Ukrainische Weine in Wiesbaden: Solidarität im Glas für Kamjanez-Podilskyj
Theo SchulteUkrainische Weine in Wiesbaden: Solidarität im Glas für Kamjanez-Podilskyj
Ein besonderer Weinstand in Wiesbaden bringt ukrainische Aromen nach Deutschland. Die Veranstaltung steht im Zeichen der zweijährigen Partnerschaft zwischen Wiesbaden und Kamjanez-Podilskyj, die nach dem russischen Angriff auf die Ukraine als Zeichen der Solidarität geschlossen wurde.

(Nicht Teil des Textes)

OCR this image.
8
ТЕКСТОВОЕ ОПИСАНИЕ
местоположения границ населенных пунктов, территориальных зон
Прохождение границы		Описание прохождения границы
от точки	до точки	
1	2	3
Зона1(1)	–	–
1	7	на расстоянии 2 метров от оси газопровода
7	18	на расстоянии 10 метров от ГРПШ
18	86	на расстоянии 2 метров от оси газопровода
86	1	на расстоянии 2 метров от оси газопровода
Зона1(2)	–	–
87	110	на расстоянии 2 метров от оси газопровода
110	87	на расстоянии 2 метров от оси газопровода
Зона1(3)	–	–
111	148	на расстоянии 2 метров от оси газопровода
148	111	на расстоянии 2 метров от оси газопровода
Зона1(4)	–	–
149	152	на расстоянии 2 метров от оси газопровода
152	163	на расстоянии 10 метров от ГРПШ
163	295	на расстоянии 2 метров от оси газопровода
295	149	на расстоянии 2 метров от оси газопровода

Sechs verschiedene Weine – von spritzigem Sekt bis zu kräftigen Rotweinen – werden von lokalen Ehrenamtlichen und ukrainischen Gästen ausgeschenkt.
Betrieben wird der Stand vom Verein Wiesbaden-Kamjanez-Podilskyj-Partnerschaft, unter der Leitung von Tatiana Pastuschok, Susanne Vögltler und Michael Linnemann. Pia Hermanns führt durch die Verkostungen und begleitet die Besucher durch eine Auswahl an Weinen aus Odessa, den Karpaten und der Schwarzmeerregion. Jede Flasche spiegelt die einzigartigen Rebsorten und vielfältigen Klimazonen der Ukraine wider.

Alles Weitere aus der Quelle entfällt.